The percentage of men reporting regret was 14.8%. Among the factors associated with increased treatment regret, cardiovascular comorbidity was the highest, followed by younger age and bowel toxicity after treatment. Interestingly, men with cardiovascular comorbidity were more likely to have increased regret after treatment. Given these findings, clinicians and men may want to consider active surveillance when prostate cancer is newly diagnosed.
INCREASED RISK OF NON-PROSTATE CANCER DEATH FOUND IN MEN WITH PROSTATE CANCER P188
Most men with prostate cancer die of something else, e.g. cardiovascular disease. Van Leeuwen et al. assess whether or not men with screen-detected and symptomatically diagnosed prostate cancer are at increased risk of death and, if so, from what causes. They find that clinically diagnosed men had increased mortality unrelated to their prostate cancer. However, this was not the case for men with screen-detected cancer.
For this study, patients were recruited from participants in the European Randomized Study of Screening for Prostate Cancer. The intervention arm cases consisted of patients with screen-detected prostate cancer aged 55–74 years.

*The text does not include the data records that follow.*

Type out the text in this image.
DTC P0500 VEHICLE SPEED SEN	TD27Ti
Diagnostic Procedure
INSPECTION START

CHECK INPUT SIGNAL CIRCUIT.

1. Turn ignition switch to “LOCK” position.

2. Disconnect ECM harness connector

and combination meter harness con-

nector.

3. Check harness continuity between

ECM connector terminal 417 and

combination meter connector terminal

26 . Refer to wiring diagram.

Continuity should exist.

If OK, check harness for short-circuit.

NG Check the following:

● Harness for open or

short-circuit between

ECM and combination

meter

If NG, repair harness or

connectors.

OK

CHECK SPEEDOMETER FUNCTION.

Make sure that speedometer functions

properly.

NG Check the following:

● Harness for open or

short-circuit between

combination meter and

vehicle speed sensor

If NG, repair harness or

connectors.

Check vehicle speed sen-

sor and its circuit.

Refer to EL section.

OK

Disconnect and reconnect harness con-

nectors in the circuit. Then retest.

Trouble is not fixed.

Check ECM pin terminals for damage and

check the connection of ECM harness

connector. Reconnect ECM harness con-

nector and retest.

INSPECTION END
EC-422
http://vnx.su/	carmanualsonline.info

They were matched to two controls where no cancer was found after biopsy and two controls where no cancer was found after screening. The control arm consisted of patients with clinically diagnosed prostate cancer. They were also matched to four controls without prostate cancer.

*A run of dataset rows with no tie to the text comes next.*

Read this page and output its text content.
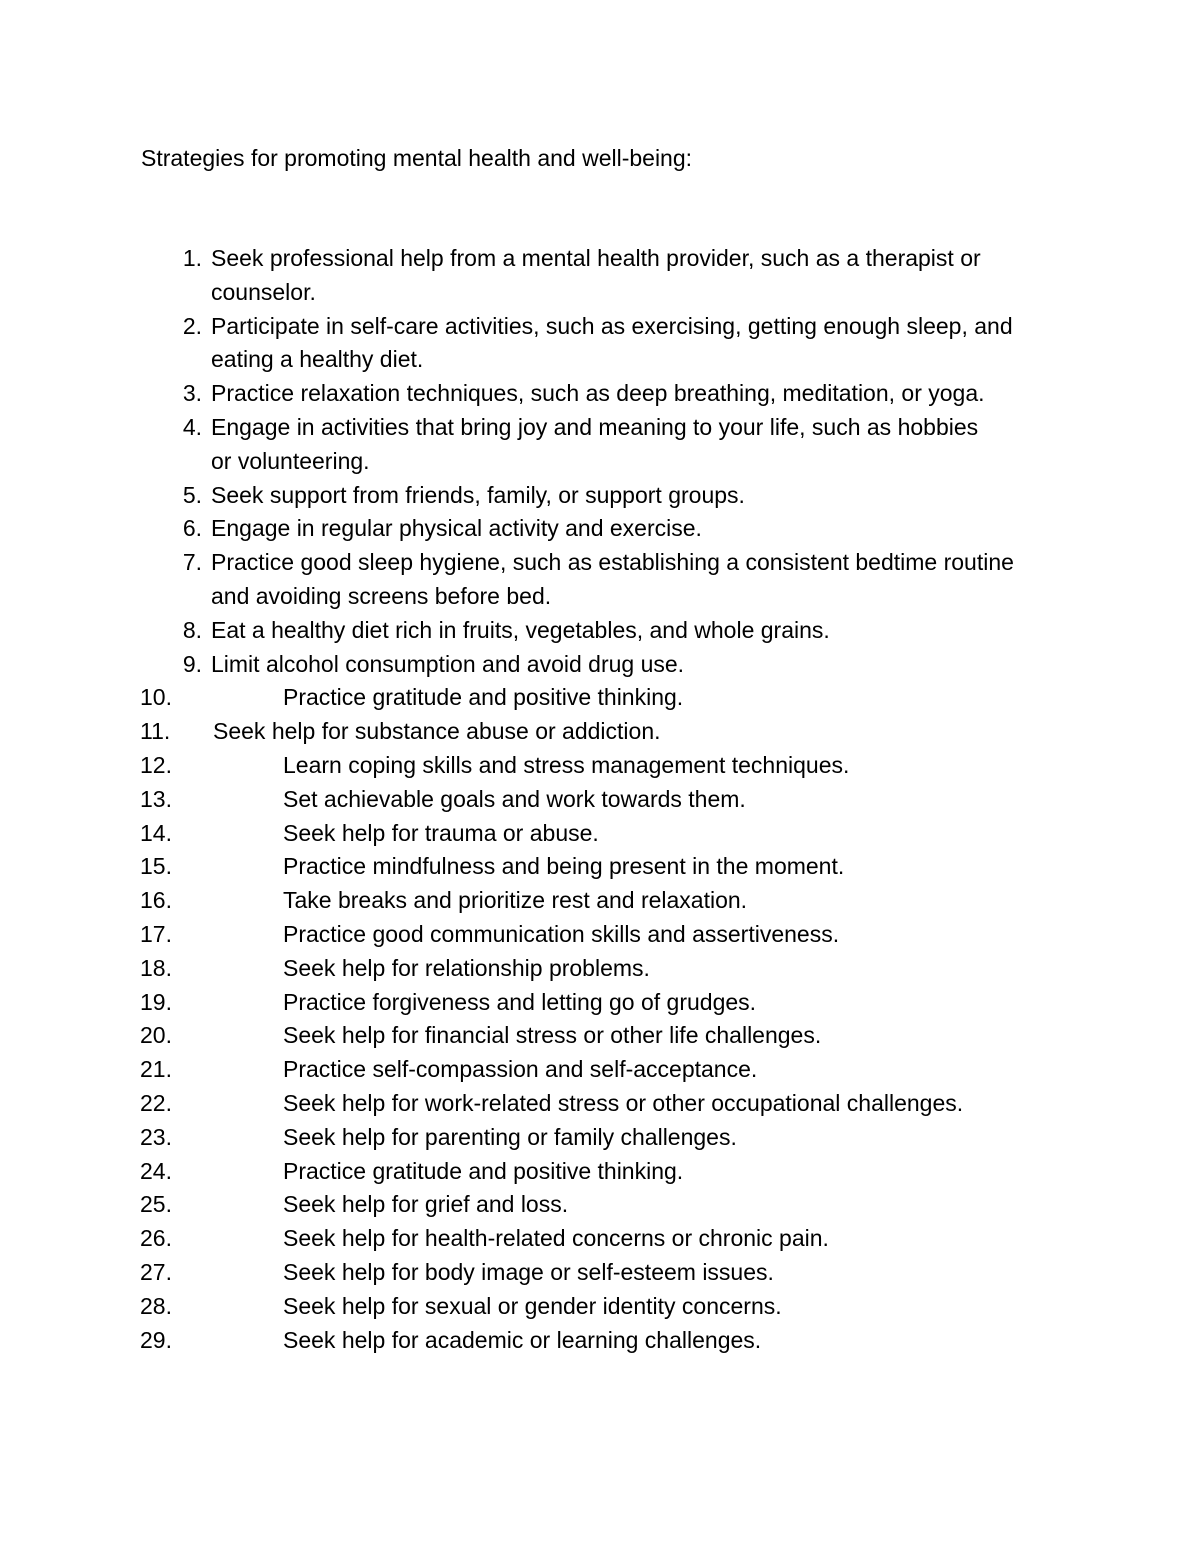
Strategies for promoting mental health and well-being:
1. Seek professional help from a mental health provider, such as a therapist or counselor.
2. Participate in self-care activities, such as exercising, getting enough sleep, and eating a healthy diet.
3. Practice relaxation techniques, such as deep breathing, meditation, or yoga.
4. Engage in activities that bring joy and meaning to your life, such as hobbies or volunteering.
5. Seek support from friends, family, or support groups.
6. Engage in regular physical activity and exercise.
7. Practice good sleep hygiene, such as establishing a consistent bedtime routine and avoiding screens before bed.
8. Eat a healthy diet rich in fruits, vegetables, and whole grains.
9. Limit alcohol consumption and avoid drug use.
10.	Practice gratitude and positive thinking.
11. Seek help for substance abuse or addiction.
12.	Learn coping skills and stress management techniques.
13.	Set achievable goals and work towards them.
14.	Seek help for trauma or abuse.
15.	Practice mindfulness and being present in the moment.
16.	Take breaks and prioritize rest and relaxation.
17.	Practice good communication skills and assertiveness.
18.	Seek help for relationship problems.
19.	Practice forgiveness and letting go of grudges.
20.	Seek help for financial stress or other life challenges.
21.	Practice self-compassion and self-acceptance.
22.	Seek help for work-related stress or other occupational challenges.
23.	Seek help for parenting or family challenges.
24.	Practice gratitude and positive thinking.
25.	Seek help for grief and loss.
26.	Seek help for health-related concerns or chronic pain.
27.	Seek help for body image or self-esteem issues.
28.	Seek help for sexual or gender identity concerns.
29.	Seek help for academic or learning challenges.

The men with clinically diagnosed prostate cancer were found to be at an increased risk of dying from non-prostate cancer causes compared with men without cancer. This excess mortality appears to be the result of a significantly increased risk of dying from neoplasms, circulatory diseases, and respiratory conditions. These findings suggest that men with prostate cancer should be encouraged to make significant lifestyle changes and manage any abnormal parameters, e.g. cholesterol, carefully.
POLYPHARMACY IS ASSOCIATED WITH WORSE ERECTILE DYSFUNCTION P254
Various medications, including antihypertensives and psychogenics, can result in erectile dysfunction (ED). But, what about the number of medications taken? Does polypharmacy increase the severity of ED in men? Londoño et al. provide much-needed insight into this question with their population-based study. They find an association between polypharmacy and ED. In addition, worsening degrees of ED were related to the increasing number of medications taken, even after medical conditions and medication use were taken into account.
The cohort consisted of 37 712 men who were enrolled in the California Men's Health Study (CMHS) in 2002. Their ages ranged from 45 to 69 years. Questionnaires asked the men about ED and comorbidities. In addition, the number of drugs taken was determined from electronic pharmacy records and questionnaire responses 1 year before enrollment in CMHS.
In this group, 29% reported moderate or severe ED. This was more prevalent as the number of medications increased across all age groups. For men taking 0–2 medications, the percentage reporting moderate ED was 15.9%. This increased to 30.9% in men taking ≥ 10 medications. These men were more likely to have ED even after adjusting for such factors as age, race, smoking, diabetes, and other conditions. In this polypharmacy group, there was evidence of a dose-response relationship. The findings emphasise the importance of evaluating medication use as part of the evaluation for ED.